Laurier, D.; Rommens, C.; Merle-Szeremeta, A. ; Drombry-Ringeard, C. Revue d'Epidemiologie et de Sante Publique 2000, v. 48(no.2sup) p. 2S24-2S36


A radioecological study has been launched in 1997 to perform a realistic assessment of radiation doses received by the population aged 0 to 24 years who lived in the vicinity of the La Hague nuclear reprocessing plant (Nord-Cotentin, France), and to estimate the associated risk of leukaemia between 1978 and 1996. The Working Group in charge of the study included representatives of French radiation protection institutes, nuclear operators, members of environmental organisations and international experts. The methodology retained developed three steps: reconstruction of a fictive cohort of individuals aged 0 to 24 years, residing in the 'canton of Beaumont-Hague' (a French administrative district corresponding approximately to a 10 km radius area around the La Hague plant) between 1978 and 1966. Reconstruction of radiation exposures and doses due to releases from local nuclear installations and from other sources (natural, medical, the Chernobyl accident and fallout from nuclear weapons testing).
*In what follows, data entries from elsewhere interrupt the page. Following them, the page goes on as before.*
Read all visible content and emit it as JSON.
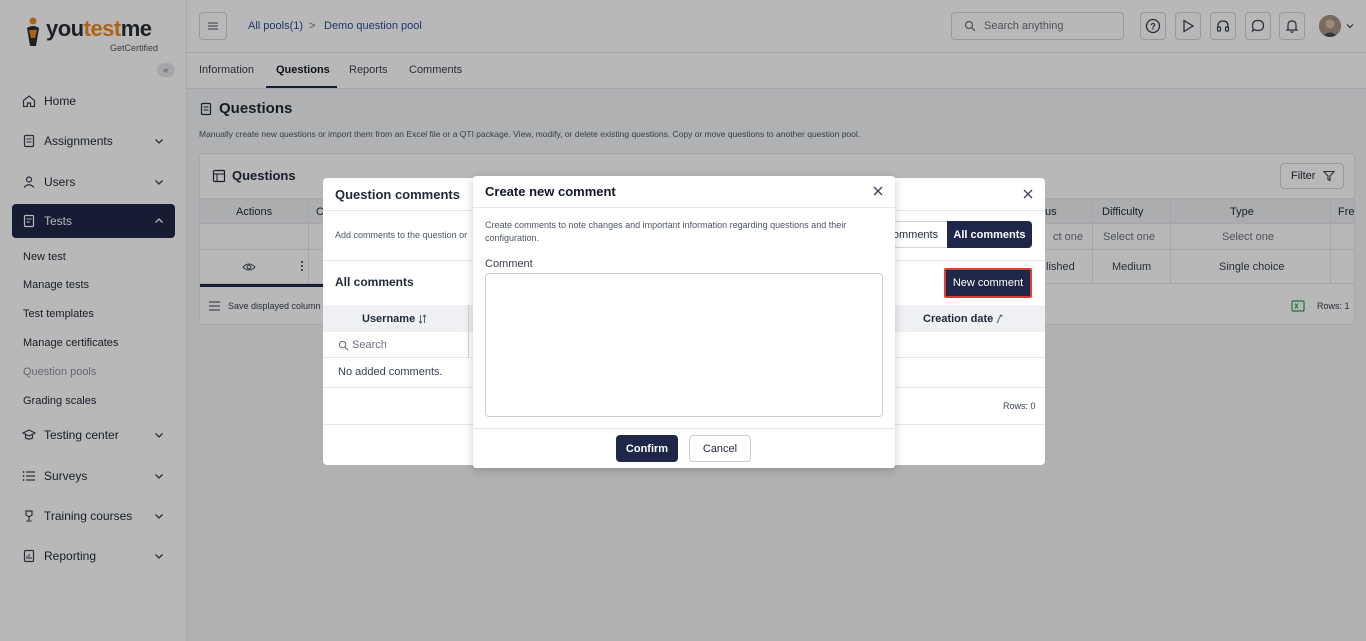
{
  "brand": {
    "logo_main": "you",
    "logo_accent": "test",
    "logo_end": "me",
    "tagline": "GetCertified"
  },
  "sidebar": {
    "collapse": "«",
    "items": [
      {
        "label": "Home"
      },
      {
        "label": "Assignments"
      },
      {
        "label": "Users"
      },
      {
        "label": "Tests"
      },
      {
        "label": "Testing center"
      },
      {
        "label": "Surveys"
      },
      {
        "label": "Training courses"
      },
      {
        "label": "Reporting"
      }
    ],
    "tests_sub": [
      "New test",
      "Manage tests",
      "Test templates",
      "Manage certificates",
      "Question pools",
      "Grading scales"
    ]
  },
  "topbar": {
    "breadcrumb": [
      "All pools(1)",
      "Demo question pool"
    ],
    "separator": ">",
    "search_placeholder": "Search anything"
  },
  "tabs": [
    "Information",
    "Questions",
    "Reports",
    "Comments"
  ],
  "page": {
    "title": "Questions",
    "description": "Manually create new questions or import them from an Excel file or a QTI package. View, modify, or delete existing questions. Copy or move questions to another question pool.",
    "card_title": "Questions",
    "filter_label": "Filter",
    "columns": [
      "Actions",
      "C",
      "us",
      "Difficulty",
      "Type",
      "Fre"
    ],
    "select_placeholder": "Select one",
    "select_partial": "ct one",
    "row": {
      "status_partial": "lished",
      "difficulty": "Medium",
      "type": "Single choice"
    },
    "footer_left": "Save displayed column",
    "footer_rows": "Rows: 1"
  },
  "question_comments": {
    "title": "Question comments",
    "description": "Add comments to the question or",
    "seg_left": "omments",
    "seg_right": "All comments",
    "subtitle": "All comments",
    "new_comment": "New comment",
    "col_username": "Username",
    "col_creation": "Creation date",
    "search_placeholder": "Search",
    "empty": "No added comments.",
    "rows": "Rows: 0"
  },
  "create_comment": {
    "title": "Create new comment",
    "description": "Create comments to note changes and important information regarding questions and their configuration.",
    "label": "Comment",
    "value": "",
    "confirm": "Confirm",
    "cancel": "Cancel"
  }
}
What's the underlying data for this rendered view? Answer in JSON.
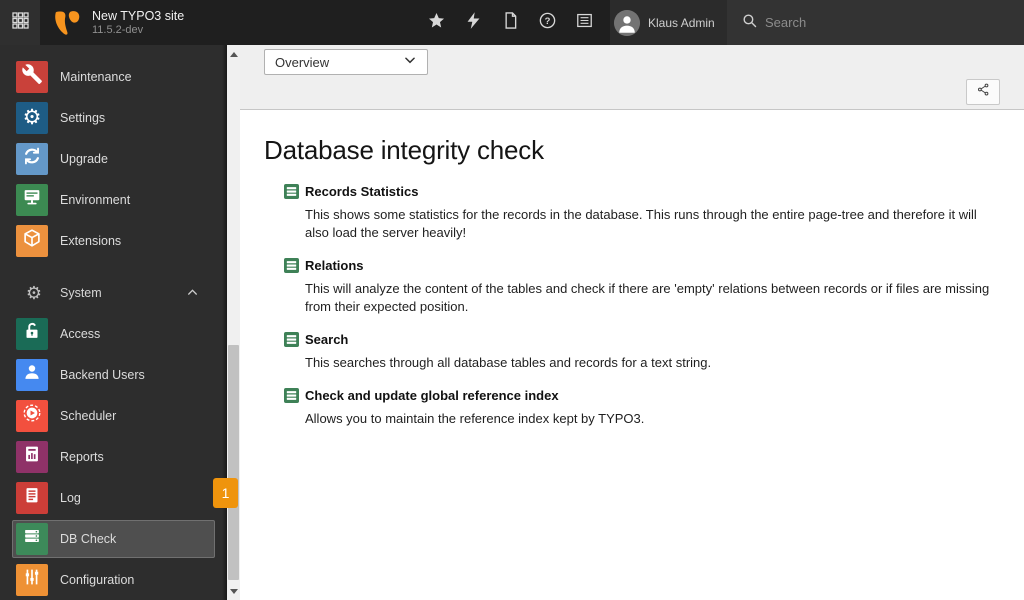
{
  "topbar": {
    "modules_button": {
      "icon": "app-grid-icon"
    },
    "site_title": "New TYPO3 site",
    "site_version": "11.5.2-dev",
    "logo_color": "#f7941e",
    "icons": [
      {
        "name": "bookmark-star-icon"
      },
      {
        "name": "clear-cache-bolt-icon"
      },
      {
        "name": "new-document-icon"
      },
      {
        "name": "help-icon"
      },
      {
        "name": "opened-documents-icon"
      }
    ],
    "user": {
      "name": "Klaus Admin",
      "icon": "avatar-icon"
    },
    "search": {
      "placeholder": "Search",
      "icon": "search-icon"
    }
  },
  "sidebar": {
    "top_items": [
      {
        "label": "Maintenance",
        "color": "#c9413a",
        "icon": "wrench-icon"
      },
      {
        "label": "Settings",
        "color": "#1e5c85",
        "icon": "gear-icon"
      },
      {
        "label": "Upgrade",
        "color": "#6498c8",
        "icon": "refresh-icon"
      },
      {
        "label": "Environment",
        "color": "#3c8a52",
        "icon": "monitor-icon"
      },
      {
        "label": "Extensions",
        "color": "#ec913e",
        "icon": "cube-icon"
      }
    ],
    "section": {
      "label": "System",
      "icon": "gear-outline-icon",
      "state_icon": "chevron-up-icon"
    },
    "system_items": [
      {
        "label": "Access",
        "color": "#1a6b56",
        "icon": "unlock-icon"
      },
      {
        "label": "Backend Users",
        "color": "#4589f0",
        "icon": "person-icon"
      },
      {
        "label": "Scheduler",
        "color": "#f2503e",
        "icon": "play-circle-icon"
      },
      {
        "label": "Reports",
        "color": "#8f3268",
        "icon": "chart-document-icon"
      },
      {
        "label": "Log",
        "color": "#cc3e38",
        "icon": "list-document-icon"
      },
      {
        "label": "DB Check",
        "color": "#3d8a5a",
        "icon": "database-icon",
        "selected": true,
        "badge": "1",
        "badge_color": "#ef940d"
      },
      {
        "label": "Configuration",
        "color": "#ee9135",
        "icon": "sliders-icon"
      }
    ]
  },
  "docheader": {
    "function_select": {
      "value": "Overview",
      "icon": "chevron-down-icon"
    },
    "share_button": {
      "icon": "share-icon"
    }
  },
  "main": {
    "title": "Database integrity check",
    "item_icon": "database-icon",
    "item_icon_color": "#3e8157",
    "items": [
      {
        "title": "Records Statistics",
        "description": "This shows some statistics for the records in the database. This runs through the entire page-tree and therefore it will also load the server heavily!"
      },
      {
        "title": "Relations",
        "description": "This will analyze the content of the tables and check if there are 'empty' relations between records or if files are missing from their expected position."
      },
      {
        "title": "Search",
        "description": "This searches through all database tables and records for a text string."
      },
      {
        "title": "Check and update global reference index",
        "description": "Allows you to maintain the reference index kept by TYPO3."
      }
    ]
  }
}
Estimation of the radiation-induced risk of leukaemia attributable to these doses. The reconstructed cohort included 6656 individuals born between 1954 and 1996, who lived in the study area for at least one year between 1978 and 1996 before the age of 25. The number of person-years between 1978 and 1996 is 69 308. On the basis of the calculated doses, the estimated number of radiation-induced leukaemia attributable to releases from local nuclear installations was less than 0.002 for the period 1978-1996. This result constitutes a best estimate of the risk of radiation-induced leukaemia among young people in the canton of Beaumont-Hague. Nevertheless, this estimation must be interpreted in the light of the limits inherent to the risk assessment process and some participants of the Working Group expressed some reservations. The estimated number of radiation-induced leukaemia attributable to local nuclear installations is low in comparison to the 4 cases of leukaemia observed by epidemiological studies during the same period. It is therefore very unlikely that releases from local nuclear installations could notably explain the high incidence of leukaemia observed among young people in the canton of Beaumont-Hague.